In re Chelsea C.
Matter of Chelsea C. v Bethania C.
2011
NY Slip Op 03903
Decided
on May 10, 2011
Appellate
Division, First Department
Published
by New York State Law Reporting Bureau pursuant to Judiciary Law § 431.
This
opinion is uncorrected and subject to revision before publication in the
Official Reports.
Decided
on May 10, 2011
Mazzarelli,
J.P., Sweeny, DeGrasse, Richter, Manzanet-Daniels,
JJ.
[*1]5016-In
re Chelsea C., and Others, 5016A- 5016B-Dependent Children Under the Age
5016Cof Eighteen Years, etc.,
and
Bethania C., etc., Respondent-Appellant, The Children's Aid Society, Petitioner-Respondent.
George E. Reed, Jr.,
Rosin,
counsel), for respondent.
Tamara
A. Steckler, The Legal Aid
Society,
Egger of counsel), attorney for the child Chelsea C.
Law Offices of Randall S. Carmel, P.C., Syosset (Randall S.
Courtney
C., and Richard C.
Orders
of disposition, Family Court, New York County (Rhoda J. Cohen, J.), entered on
or about May 6, 2009, which, upon a fact-finding of permanent neglect, terminated
respondent's parental rights to the subject children and committed custody and
guardianship of the children to petitioner agency and the Commissioner of the
Administration for Children's Services for the purpose of adoption, unanimously
affirmed, without costs.
The
agency demonstrated by clear and convincing evidence that it exerted diligent
efforts to encourage and strengthen the parental relationship by referring
respondent for appropriate therapy and a parenting skills class in her native
language (see Matter of Sheila G., 61 NY2d 368, 381 [1984]).
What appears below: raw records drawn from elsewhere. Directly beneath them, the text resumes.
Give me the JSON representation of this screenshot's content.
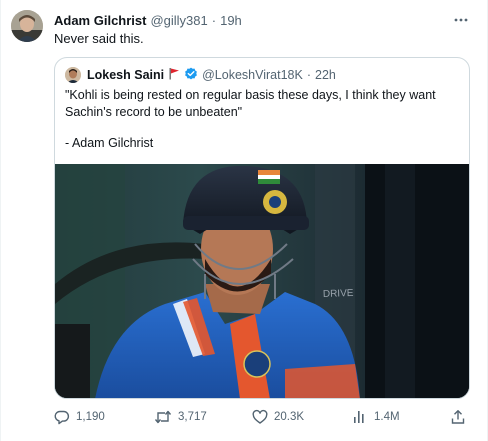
{
  "tweet": {
    "author_name": "Adam Gilchrist",
    "handle": "@gilly381",
    "separator": "·",
    "time": "19h",
    "text": "Never said this."
  },
  "quote": {
    "author_name": "Lokesh Saini",
    "flag_icon": "red-flag-emoji",
    "verified_icon": "verified-badge-icon",
    "handle": "@LokeshVirat18K",
    "separator": "·",
    "time": "22h",
    "text": "\"Kohli is being rested on regular basis these days, I think they want Sachin's record to be unbeaten\"",
    "signature": "- Adam Gilchrist",
    "media_overlay": "DRIVE"
  },
  "actions": {
    "replies": "1,190",
    "reposts": "3,717",
    "likes": "20.3K",
    "views": "1.4M"
  },
  "colors": {
    "text": "#0f1419",
    "muted": "#536471",
    "border": "#cfd9de",
    "verified": "#1d9bf0",
    "jersey_blue": "#1f5fbf",
    "jersey_orange": "#e4572e",
    "helmet": "#1b2230"
  }
}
Respondent, a
non-offender coping with sexual abuse, elected to ignore the court's directive
that she be referred for counseling with a therapist trained in sexual abuse
cases and instead selected a therapist with limited training in that area. She
also chose to attend a parenting skills class in English, although she required
a Spanish translator in court proceedings. Respondent failed to demonstrate
that she took reasonable steps to correct the conditions that led to the
children's placement (see Matter of Nathaniel T., 67 NY2d 838, 840 [1986]).
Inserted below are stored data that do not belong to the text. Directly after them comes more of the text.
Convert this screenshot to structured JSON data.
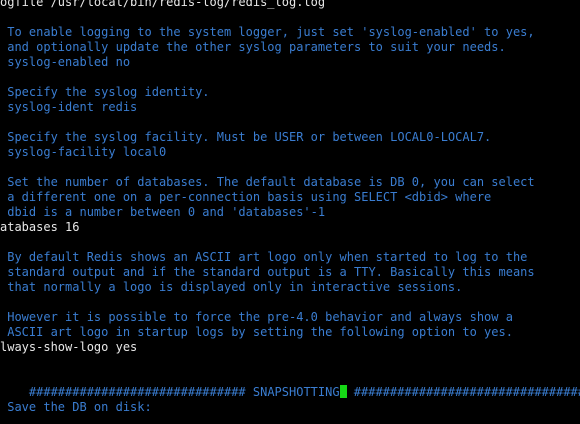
{
  "terminal": {
    "lines": [
      {
        "text": "ogfile /usr/local/bin/redis-log/redis_log.log",
        "kind": "setting"
      },
      {
        "text": "",
        "kind": "blank"
      },
      {
        "text": " To enable logging to the system logger, just set 'syslog-enabled' to yes,",
        "kind": "comment"
      },
      {
        "text": " and optionally update the other syslog parameters to suit your needs.",
        "kind": "comment"
      },
      {
        "text": " syslog-enabled no",
        "kind": "comment"
      },
      {
        "text": "",
        "kind": "blank"
      },
      {
        "text": " Specify the syslog identity.",
        "kind": "comment"
      },
      {
        "text": " syslog-ident redis",
        "kind": "comment"
      },
      {
        "text": "",
        "kind": "blank"
      },
      {
        "text": " Specify the syslog facility. Must be USER or between LOCAL0-LOCAL7.",
        "kind": "comment"
      },
      {
        "text": " syslog-facility local0",
        "kind": "comment"
      },
      {
        "text": "",
        "kind": "blank"
      },
      {
        "text": " Set the number of databases. The default database is DB 0, you can select",
        "kind": "comment"
      },
      {
        "text": " a different one on a per-connection basis using SELECT <dbid> where",
        "kind": "comment"
      },
      {
        "text": " dbid is a number between 0 and 'databases'-1",
        "kind": "comment"
      },
      {
        "text": "atabases 16",
        "kind": "setting"
      },
      {
        "text": "",
        "kind": "blank"
      },
      {
        "text": " By default Redis shows an ASCII art logo only when started to log to the",
        "kind": "comment"
      },
      {
        "text": " standard output and if the standard output is a TTY. Basically this means",
        "kind": "comment"
      },
      {
        "text": " that normally a logo is displayed only in interactive sessions.",
        "kind": "comment"
      },
      {
        "text": "",
        "kind": "blank"
      },
      {
        "text": " However it is possible to force the pre-4.0 behavior and always show a",
        "kind": "comment"
      },
      {
        "text": " ASCII art logo in startup logs by setting the following option to yes.",
        "kind": "comment"
      },
      {
        "text": "lways-show-logo yes",
        "kind": "setting"
      },
      {
        "text": "",
        "kind": "blank"
      },
      {
        "text": "############################## SNAPSHOTTING",
        "kind": "comment",
        "cursor": true,
        "after_cursor": " ################################"
      },
      {
        "text": "",
        "kind": "blank"
      },
      {
        "text": " Save the DB on disk:",
        "kind": "comment"
      }
    ]
  },
  "colors": {
    "background": "#000000",
    "comment": "#3a7dd1",
    "setting": "#e8e8e8",
    "cursor": "#16d816"
  }
}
Indeed, she admitted that she rejected the agency's referrals and did not
commence therapy until more than a year after the children were removed from
her home.
The
record supports the court's determination that the best interests of the
children would be served by terminating respondent's parental rights and
freeing the children for adoption (see Matter of Star Leslie W., 63 NY2d 136,
147-148 [1984]). All the children have been doing well in foster homes, where
they have resided for several years. All stated that they do not want [*2]contact with respondent, who had adopted them. Three of the
children want to be adopted by their foster parents, who want to adopt them,
and the fourth child, who was 17 and had reestablished contact with her
biological family, stated that she wanted to remain in the foster home until
she reached her majority. A suspended judgment would not be in the children's
best interests (see Matter of Michael B., 80 NY2d 299, 310
[1992]).
THIS
CONSTITUTES THE DECISION AND ORDER
OF
THE SUPREME COURT, APPELLATE DIVISION, FIRST DEPARTMENT.